Fight for public education.
The teachers in West Virginia may be among the wisest people in the state. They understand that privatization starts with a trickle and ends with a flood. All they have to do is look around the country to see the devastation that privatization has caused. West Virginia does not have vast resources to squander on the false agenda of privatization. The teachers of the state know that privatization is not about civil rights. It is about increasing segregation and moving pubic resources into private hands. These are hardly noble goals. These teachers would rather make less than see their schools and students suffer the consequences of an agenda of the 1%. Privatization is an expensive distraction, not a solution. The teachers are trying to keep the state from making a costly mistake!
Wow! Hooray for West Virginia. West Virginia is fortunate to have brave and moral public school teachers. 👌👍
The last paragraph from Resseger’s article, modified to use the language we need to consistently use in counteracting the edudeformers and privateers:
“In a recent column published in the Charleston Gazette-Mail, the Network for Public Education’s president, Diane Ravitch and executive director, Carol Burris caution West Virginians not to believe the glittering promises from legislators pushing school privatization: ‘Every dollar that goes to a PRIVATE charter school, AND ALL BUT A FEW CHARTER SCHOOLS ARE PRIVATE or an education savings account voucher will be deducted from your local public schools… Across the country, the will of residents is being thwarted by PRIVATE charter schools pushing their way into communities and draining the resources of their community’s public schools. When those PRIVATE charters are placed in rural communities with already underfunded schools the effect is often devastating… It will start out with small PRIVATE charter ‘pilots’ in one selected location or ESAs only for students with learning disabilities. It is always the camel’s nose under the tent… The pilot soon turns into unrestricted PRIVATE charter growth. Decisions by school districts to reject a PRIVATE charter application will be overturned. Public school students will lose art and music programs and counselors as enrollment drops and funding disappears. Can a state like West Virginia, which struggles to fund its public schools, really afford a competing school system that is run by PRIVATE national corporate chains unaccountable to local communities?'”
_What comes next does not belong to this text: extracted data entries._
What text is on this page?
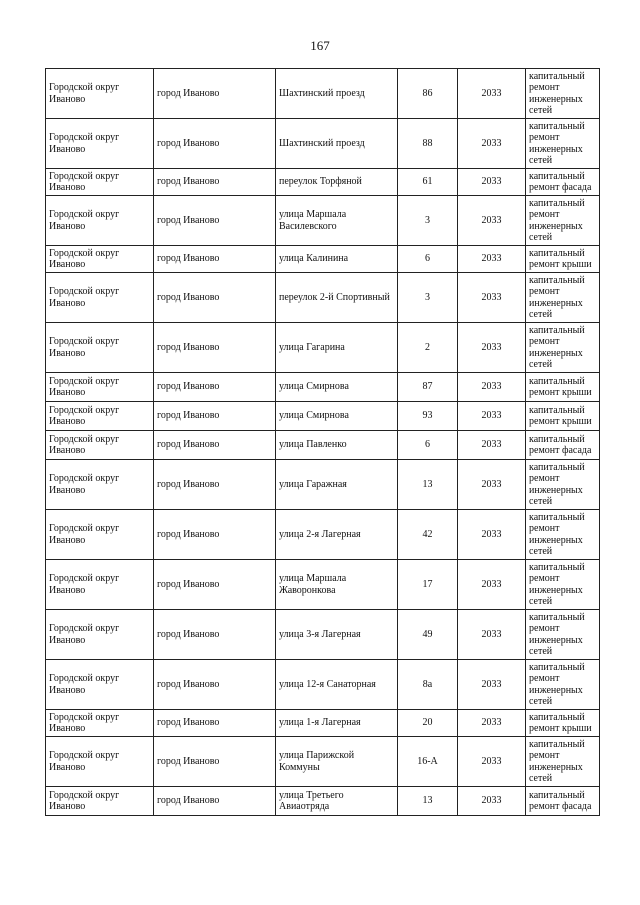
167
Городской округ Иваново	город Иваново	Шахтинский проезд	86	2033	капитальный ремонт инженерных сетей
Городской округ Иваново	город Иваново	Шахтинский проезд	88	2033	капитальный ремонт инженерных сетей
Городской округ Иваново	город Иваново	переулок Торфяной	61	2033	капитальный ремонт фасада
Городской округ Иваново	город Иваново	улица Маршала Василевского	3	2033	капитальный ремонт инженерных сетей
Городской округ Иваново	город Иваново	улица Калинина	6	2033	капитальный ремонт крыши
Городской округ Иваново	город Иваново	переулок 2-й Спортивный	3	2033	капитальный ремонт инженерных сетей
Городской округ Иваново	город Иваново	улица Гагарина	2	2033	капитальный ремонт инженерных сетей
Городской округ Иваново	город Иваново	улица Смирнова	87	2033	капитальный ремонт крыши
Городской округ Иваново	город Иваново	улица Смирнова	93	2033	капитальный ремонт крыши
Городской округ Иваново	город Иваново	улица Павленко	6	2033	капитальный ремонт фасада
Городской округ Иваново	город Иваново	улица Гаражная	13	2033	капитальный ремонт инженерных сетей
Городской округ Иваново	город Иваново	улица 2-я Лагерная	42	2033	капитальный ремонт инженерных сетей
Городской округ Иваново	город Иваново	улица Маршала Жаворонкова	17	2033	капитальный ремонт инженерных сетей
Городской округ Иваново	город Иваново	улица 3-я Лагерная	49	2033	капитальный ремонт инженерных сетей
Городской округ Иваново	город Иваново	улица 12-я Санаторная	8а	2033	капитальный ремонт инженерных сетей
Городской округ Иваново	город Иваново	улица 1-я Лагерная	20	2033	капитальный ремонт крыши
Городской округ Иваново	город Иваново	улица Парижской Коммуны	16-А	2033	капитальный ремонт инженерных сетей
Городской округ Иваново	город Иваново	улица Третьего Авиаотряда	13	2033	капитальный ремонт фасада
Duane, congratulations. The Missouri League of Women Voters said in its latest bulletin that the bills to expand charters in Missouri failed.
NO CHARTER SCHOOL EXPANSION
Although committees in both the House and Senate quickly moved legislation allowing charter schools to be sponsored by outside entities (other than the local school board) and operate in districts around the state, these bills did not pass—mostly because of many communications from constituents and bipartisan opposition in many rural areas.
Rural legislators very much understand that the public schools are the backbone of every rural community. And they understand “if it ain’t broke don’t fix it” as a general guideline. While the public schools aren’t broke, in many ways they are struggling. The district that I retired from is going to a 4 day week next year for. . . wait for it. . . something like $200,000 savings. In other words the students get shafted because the state doesn’t adequately fund all districts.